#SONOVIVOGRAZIEAVINCENZO la storia di Tiziano da Modena


Ciao Tiziano, allora quando sei entrato a San Patrignano?
Sono entrato nel gennaio 1981 e sono uscito a giugno 1983.

Come hai fatto a entrare? Hai pagato?
Assolutamente no. Chiaramente ho avuto pressione dai miei, c’era una situazione tragica. Diciamo che m’hanno portato i miei genitori su a SanPa. 

Ti hanno preso subito?
Ho aspettato perché c’era di mezzo il discorso delle Catene (il processo delle Catene ndr). Io praticamente son stato il primo a entrare dopo quella storia assieme a un altro di Milano. Dopo l’assoluzione. Saranno passati un paio di mesi da quando avevano fatto la richiesta e poi sono entrato.

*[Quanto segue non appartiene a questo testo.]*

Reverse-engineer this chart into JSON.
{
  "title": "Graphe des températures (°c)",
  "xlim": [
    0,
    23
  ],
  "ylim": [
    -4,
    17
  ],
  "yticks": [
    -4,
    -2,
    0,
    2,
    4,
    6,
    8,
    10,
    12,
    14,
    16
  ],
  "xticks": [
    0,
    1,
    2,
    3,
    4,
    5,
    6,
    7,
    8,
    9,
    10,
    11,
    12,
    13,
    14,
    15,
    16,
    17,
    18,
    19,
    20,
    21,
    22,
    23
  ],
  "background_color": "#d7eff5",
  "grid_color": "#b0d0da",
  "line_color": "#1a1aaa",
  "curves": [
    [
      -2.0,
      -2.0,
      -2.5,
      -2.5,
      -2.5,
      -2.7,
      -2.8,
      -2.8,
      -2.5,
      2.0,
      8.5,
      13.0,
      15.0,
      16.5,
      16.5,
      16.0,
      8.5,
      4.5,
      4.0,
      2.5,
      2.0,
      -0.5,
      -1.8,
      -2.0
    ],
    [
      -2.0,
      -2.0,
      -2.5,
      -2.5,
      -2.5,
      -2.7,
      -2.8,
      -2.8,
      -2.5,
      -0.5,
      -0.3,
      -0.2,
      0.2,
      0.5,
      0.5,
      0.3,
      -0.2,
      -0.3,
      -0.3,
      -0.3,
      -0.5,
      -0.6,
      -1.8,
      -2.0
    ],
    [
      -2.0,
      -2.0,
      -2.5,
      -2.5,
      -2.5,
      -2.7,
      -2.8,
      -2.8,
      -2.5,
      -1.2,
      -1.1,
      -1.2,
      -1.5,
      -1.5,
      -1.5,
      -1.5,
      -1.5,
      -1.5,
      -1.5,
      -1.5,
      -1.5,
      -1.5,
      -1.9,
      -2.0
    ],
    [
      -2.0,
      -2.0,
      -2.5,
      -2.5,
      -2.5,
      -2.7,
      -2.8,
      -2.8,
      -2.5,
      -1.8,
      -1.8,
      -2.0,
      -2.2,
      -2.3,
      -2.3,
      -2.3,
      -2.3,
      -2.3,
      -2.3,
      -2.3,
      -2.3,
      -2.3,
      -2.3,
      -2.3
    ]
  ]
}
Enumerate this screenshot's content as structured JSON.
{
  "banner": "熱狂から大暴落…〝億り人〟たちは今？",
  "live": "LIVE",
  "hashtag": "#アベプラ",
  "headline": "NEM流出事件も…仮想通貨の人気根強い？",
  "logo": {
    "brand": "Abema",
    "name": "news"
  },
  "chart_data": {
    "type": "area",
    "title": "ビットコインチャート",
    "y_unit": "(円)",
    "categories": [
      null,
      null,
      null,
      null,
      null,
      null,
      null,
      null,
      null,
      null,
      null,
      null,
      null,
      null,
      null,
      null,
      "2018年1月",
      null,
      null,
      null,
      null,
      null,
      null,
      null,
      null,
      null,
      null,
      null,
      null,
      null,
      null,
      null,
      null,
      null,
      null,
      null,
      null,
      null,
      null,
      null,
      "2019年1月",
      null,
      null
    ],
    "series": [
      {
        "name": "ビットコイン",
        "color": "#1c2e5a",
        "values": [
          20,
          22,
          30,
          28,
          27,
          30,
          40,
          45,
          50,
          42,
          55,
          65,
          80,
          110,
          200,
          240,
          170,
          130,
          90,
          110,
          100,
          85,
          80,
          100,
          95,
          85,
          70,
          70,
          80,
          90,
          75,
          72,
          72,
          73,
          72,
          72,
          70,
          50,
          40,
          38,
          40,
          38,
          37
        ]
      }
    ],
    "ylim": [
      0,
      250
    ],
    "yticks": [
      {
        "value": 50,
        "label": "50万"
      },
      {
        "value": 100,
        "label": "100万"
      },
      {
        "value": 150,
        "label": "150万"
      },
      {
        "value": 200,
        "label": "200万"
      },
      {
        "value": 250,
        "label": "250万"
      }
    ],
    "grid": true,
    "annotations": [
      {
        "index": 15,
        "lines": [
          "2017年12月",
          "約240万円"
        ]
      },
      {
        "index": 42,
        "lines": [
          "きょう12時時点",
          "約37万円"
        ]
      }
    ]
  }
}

E tu cosa hai pensato delle ‘Catene’?
Guarda io allora proprio non pensavo, io ero un cadavere vivente, ero messo malissimo, una roba che… guarda. Oggi cosa penso? Sono stato chiuso anch’io eh! Io penso che hanno salvato delle vite! Capisco che uno può vedere come un eccesso la catena. Io sono stato chiuso senza catene, in uno stanzino. Magari i primi tempi non si sapeva bene come fare e Vincenzo gli ha messo le catene. Ma voglio dire, noi ci siamo salvati con quel metodo lì, e ci siamo salvati in tanti. Io sono stato chiuso perché sono scappato due volte.

Perché scappavi?
Allora quando sono arrivato a SanPa sono stato seguito da due ragazzi, Renzo e Pablo. Vivevo con loro in roulotte, mi seguivano, mi stavano molto vicini, erano gentili, mi davano forza. Dovete sapere che il richiamo dell’eroina è molto potente. Dopo un po’, senza la roba, nasce un’inquietudine esistenziale. Io una volta verso sera sono scappato per i campi e sono arrivato fino a Gaiofana (Provincia di Rimini ndr) e ho cominciato a fare l’autostop. S’è fermata una macchina di Sanpa con dentro un certo Maurone e un altro e chiaramente son risalito subito. Gli ho detto ‘si si torno su, torno su’. Mi han ripreso e lì poi non mi hanno chiuso, ma Vincenzo mi ha strigliato. Lui ti strigliava e poi dopo ti abbracciava. L’abbraccio di Vincenzo era una roba indescrivibile. La sensazione era come se ti abbracciasse l’universo. Era un abbraccio totale, io non ho mai sentito un contatto così totale, davvero. Io ho sessant’anni e me lo ricordo ancora bene. 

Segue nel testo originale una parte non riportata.